Burns communicated to Johnson's Museum (p. 498) a defective ballad called Gude Wallace. A better copy of this, from tradition, is here given. It is taken from Buchan's Gleanings (p. 114), and was derived by the editor from a wandering gipsy tinker. Mr. Laing has inserted in the notes to the new edition of Johnson's Museum (iv. 458*) what may perhaps be the original of both these recited ballads, though inferior to either. This copy appeared in a chap-book with some Jacobite ballads, about the year 1750. There are two other versions of this same story, in which Wallace's mistress is induced to betray him to the English, but repents in time to save her lover. [The best of these is annexed to the present ballad]. The other, which is but a fragment, is printed in Buchan's larger collection, ii. 226, Wallace and his Leman.

The principal incidents of this story are to be found in the Fifth Book of Blind Harry's Metrical Life of Wallace.

Jamieson, in Popular Ballads, ii. 166, and Cunningham, in The Songs of Scotland, i. 262, have taken the stanzas in Johnson's Museum as the basis of ballads of their own.

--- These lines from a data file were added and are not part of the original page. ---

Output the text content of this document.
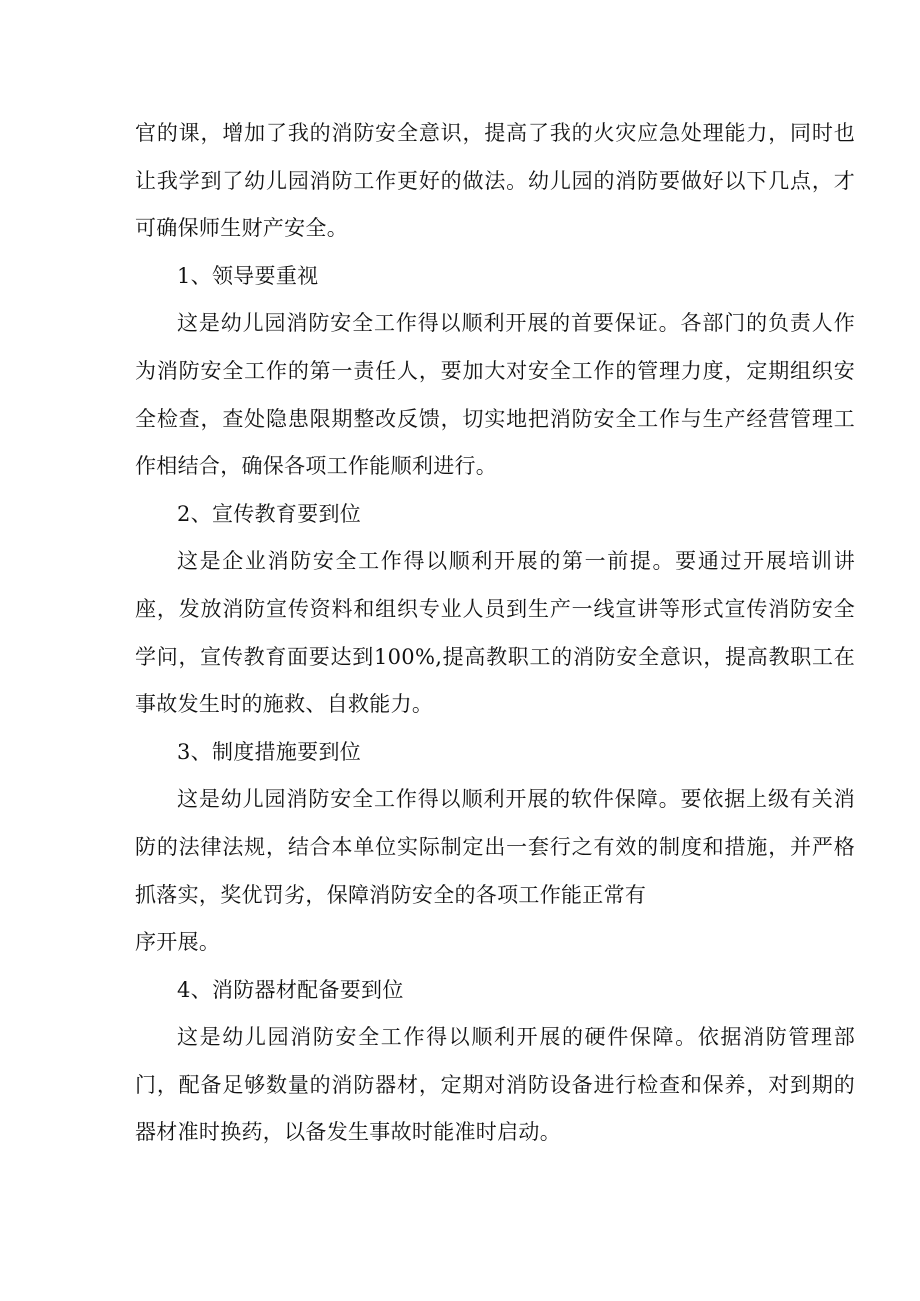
官的课，增加了我的消防安全意识，提高了我的火灾应急处理能力，同时也让我学到了幼儿园消防工作更好的做法。幼儿园的消防要做好以下几点，才可确保师生财产安全。

1、领导要重视

这是幼儿园消防安全工作得以顺利开展的首要保证。各部门的负责人作为消防安全工作的第一责任人，要加大对安全工作的管理力度，定期组织安全检查，查处隐患限期整改反馈，切实地把消防安全工作与生产经营管理工作相结合，确保各项工作能顺利进行。

2、宣传教育要到位

这是企业消防安全工作得以顺利开展的第一前提。要通过开展培训讲座，发放消防宣传资料和组织专业人员到生产一线宣讲等形式宣传消防安全学问，宣传教育面要达到100%,提高教职工的消防安全意识，提高教职工在事故发生时的施救、自救能力。

3、制度措施要到位

这是幼儿园消防安全工作得以顺利开展的软件保障。要依据上级有关消防的法律法规，结合本单位实际制定出一套行之有效的制度和措施，并严格抓落实，奖优罚劣，保障消防安全的各项工作能正常有
序开展。

4、消防器材配备要到位

这是幼儿园消防安全工作得以顺利开展的硬件保障。依据消防管理部门，配备足够数量的消防器材，定期对消防设备进行检查和保养，对到期的器材准时换药，以备发生事故时能准时启动。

Wallace in the high highlans,
Neither meat nor drink got he;
Said, "Fa' me life, or fa' me death,
Now to some town I maun be."

He's put on his short claiding,5
And on his short claiding put he;
Says, "Fa' me life, or fa' me death,
Now to Perth-town I maun be."

He stepped o'er the river Tay,
I wat he stepped on dry land;10
He wasna aware of a well-fared maid
Was washing there her lilie hands.

"What news, what news, ye well-fared maid?
What news hae ye this day to me?"
"No news, no news, ye gentle knight,15
No news hae I this day to thee,
But fifteen lords in the hostage house
Waiting Wallace for to see."

"If I had but in my pocket
The worth of one single pennie,20
I would go to the hostage house,
And there the gentlemen to see."

She put her hand in her pocket,
And she has pull'd out half-a-crown;
Says, "Take ye that, ye belted knight,25
'Twill pay your way till ye come down."